母たちとの旅は昨日で終わり、日常へと戻りつつある。しかし、この2日間のために母たちが重ねた準備時間の熱量は相当なものだった。実際、今朝は目覚めても爽快感に浸ることができなかった。何となく、寝ているあいだにも窓の外の物音などが気になり、眠りが浅かったことも影響しているのかもしれない。

今回は妻と二人だけでの旅とは異なり、コペンハーゲンの観光地を早回りするものだった。二人だけなら、公園は公園でも住民参加型の計画のもとアーティスト等が参画して整備されたスーパーキーレンへ、博物館や美術館も有名所とはひと味違うデンマーク建築センター(Dansk Arkitektur Center)やフィン・ユール邸のあるオードロップゴー美術館(Ordrupgaard)などへと足を運ぶ。ちなみにデンマーク建築センターは、昨日の運河クルーズの際に船から仰ぎ見たが、2018年には移転が予定されている。今は1882年の近代建築に入り、2階のカフェからは運河ツアーなどの船へと目線を落とし、相互にコミュニケーションを図る楽しみがあるが、それも今年までとなるのだろう。

今日はふと、5月にStudio-Lの山崎亮さんたちとヤン・ゲールさんの事務所にお伺いして、ヒューマンスケールという観点を学んだことを想い起こした。まちなかの場づくりにおいては、人々の行動に着目することが重要だ、という視点である。日本語では身の丈に合った、という表現がある。ヒューマンスケールを身の丈と訳出しては、少し意味合いが異なるところがあるかもしれないが、あえて身の丈と置き換えてみると、まちを見つめる視点と視野がいい具合に調整できるのではなかろうか。

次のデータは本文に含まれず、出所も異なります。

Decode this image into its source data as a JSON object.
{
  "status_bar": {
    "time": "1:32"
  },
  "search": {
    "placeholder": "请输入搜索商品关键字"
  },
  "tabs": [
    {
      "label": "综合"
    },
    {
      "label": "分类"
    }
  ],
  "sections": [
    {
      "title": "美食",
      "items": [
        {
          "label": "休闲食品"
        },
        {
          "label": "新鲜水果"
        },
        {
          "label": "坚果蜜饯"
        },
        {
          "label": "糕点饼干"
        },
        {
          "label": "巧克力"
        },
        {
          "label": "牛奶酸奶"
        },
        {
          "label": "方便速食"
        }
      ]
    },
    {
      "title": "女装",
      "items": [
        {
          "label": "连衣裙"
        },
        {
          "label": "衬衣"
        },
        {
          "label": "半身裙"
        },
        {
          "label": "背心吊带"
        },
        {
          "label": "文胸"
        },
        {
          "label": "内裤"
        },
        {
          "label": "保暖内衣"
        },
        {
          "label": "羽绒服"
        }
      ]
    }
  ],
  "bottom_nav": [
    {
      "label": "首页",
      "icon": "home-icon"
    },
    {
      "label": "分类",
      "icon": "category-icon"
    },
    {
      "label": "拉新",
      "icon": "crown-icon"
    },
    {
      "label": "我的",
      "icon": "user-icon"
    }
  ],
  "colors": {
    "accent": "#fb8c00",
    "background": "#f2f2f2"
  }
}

母たちと離れ、オールボーの自宅に戻ると、日本で調達してきてくれた品々を改めて見つめることになった。乾物などをいっぱいに詰め込んだボストンバッグの中身を広げると、テーブル一面に広がった。一昨日、オールボー空港で合流したとき、そのバッグはオールボーの家まで私が持っていくことにしたが、私でもそれなりの重さを感じた。年を重ねていく親の立ち居振る舞いからすれば一定の負担であったことは想像でき、運んできてくれた品々を改めて見つめると、年を重ねても子は子であることを思い、できる限りの親孝行を何らかの形で重ねていこうと誓いたくなった。